Most design wants to be liked. Sebastian Errazuriz seems to want a reaction instead — and for two decades he has reliably got one.
Born in Santiago, Chile in 1977 and raised in London, Errazuriz trained as an industrial designer at the Pontifical Catholic University of Chile before taking a master’s in fine arts at New York University, where he is now based. At twenty-eight he became the second living South American to have work auctioned in Sotheby’s Important Twentieth Century Design; in 2014 the Carnegie Museum of Art gave him a full retrospective.
Objects that argue
What sits behind the accolades is a refusal to keep design and argument apart. His Porcupine Cabinet bristles with spines; other pieces have built handgun storage into their bases, or folded protest into furniture — chairs carrying Occupy Wall Street slogans.
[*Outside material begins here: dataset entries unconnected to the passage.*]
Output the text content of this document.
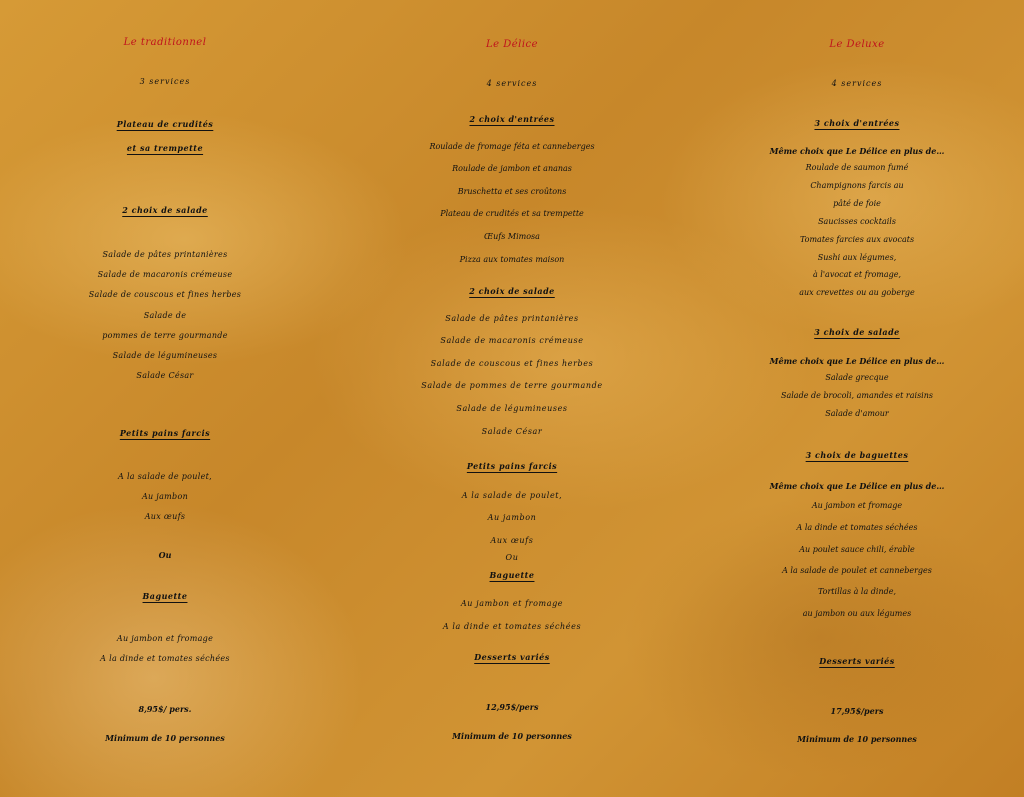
Le traditionnel
3 services
Plateau de crudités
et sa trempette
2 choix de salade
Salade de pâtes printanières
Salade de macaronis crémeuse
Salade de couscous et fines herbes
Salade de
pommes de terre gourmande
Salade de légumineuses
Salade César
Petits pains farcis
A la salade de poulet,
Au jambon
Aux œufs
Ou
Baguette
Au jambon et fromage
A la dinde et tomates séchées
8,95$/ pers.
Minimum de 10 personnes
Le Délice
4 services
2 choix d'entrées
Roulade de fromage féta et canneberges
Roulade de jambon et ananas
Bruschetta et ses croûtons
Plateau de crudités et sa trempette
Œufs Mimosa
Pizza aux tomates maison
2 choix de salade
Salade de pâtes printanières
Salade de macaronis crémeuse
Salade de couscous et fines herbes
Salade de pommes de terre gourmande
Salade de légumineuses
Salade César
Petits pains farcis
A la salade de poulet,
Au jambon
Aux œufs
Ou
Baguette
Au jambon et fromage
A la dinde et tomates séchées
Desserts variés
12,95$/pers
Minimum de 10 personnes
Le Deluxe
4 services
3 choix d'entrées
Même choix que Le Délice en plus de…
Roulade de saumon fumé
Champignons farcis au
pâté de foie
Saucisses cocktails
Tomates farcies aux avocats
Sushi aux légumes,
à l'avocat et fromage,
aux crevettes ou au goberge
3 choix de salade
Même choix que Le Délice en plus de…
Salade grecque
Salade de brocoli, amandes et raisins
Salade d'amour
3 choix de baguettes
Même choix que Le Délice en plus de…
Au jambon et fromage
A la dinde et tomates séchées
Au poulet sauce chili, érable
A la salade de poulet et canneberges
Tortillas à la dinde,
au jambon ou aux légumes
Desserts variés
17,95$/pers
Minimum de 10 personnes
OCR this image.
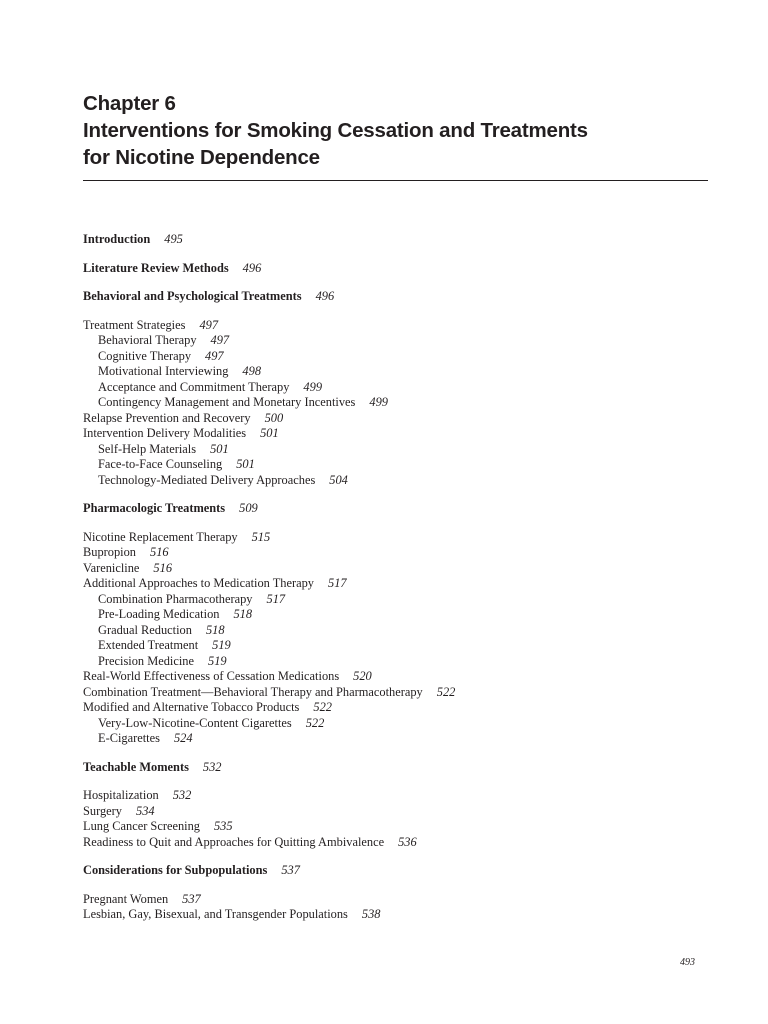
Chapter 6
Interventions for Smoking Cessation and Treatments
for Nicotine Dependence
Introduction 495
Literature Review Methods 496
Behavioral and Psychological Treatments 496
Treatment Strategies 497
Behavioral Therapy 497
Cognitive Therapy 497
Motivational Interviewing 498
Acceptance and Commitment Therapy 499
Contingency Management and Monetary Incentives 499
Relapse Prevention and Recovery 500
Intervention Delivery Modalities 501
Self-Help Materials 501
Face-to-Face Counseling 501
Technology-Mediated Delivery Approaches 504
Pharmacologic Treatments 509
Nicotine Replacement Therapy 515
Bupropion 516
Varenicline 516
Additional Approaches to Medication Therapy 517
Combination Pharmacotherapy 517
Pre-Loading Medication 518
Gradual Reduction 518
Extended Treatment 519
Precision Medicine 519
Real-World Effectiveness of Cessation Medications 520
Combination Treatment—Behavioral Therapy and Pharmacotherapy 522
Modified and Alternative Tobacco Products 522
Very-Low-Nicotine-Content Cigarettes 522
E-Cigarettes 524
Teachable Moments 532
Hospitalization 532
Surgery 534
Lung Cancer Screening 535
Readiness to Quit and Approaches for Quitting Ambivalence 536
Considerations for Subpopulations 537
Pregnant Women 537
Lesbian, Gay, Bisexual, and Transgender Populations 538
493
His kinetic Wave Cabinet and the viral series 12 Shoes for 12 Lovers drew tens of millions of views online, proving that an object can carry a story as efficiently as an essay.
Between art, design and technology
Errazuriz moves deliberately across disciplines — functional sculpture, public installation, political artwork, technology. In 2017 he founded Cross Lab, a studio probing how emerging technologies reshape culture. The through-line is consistent: design, in his hands, is never only decoration. It is a way of making an argument you can sit on.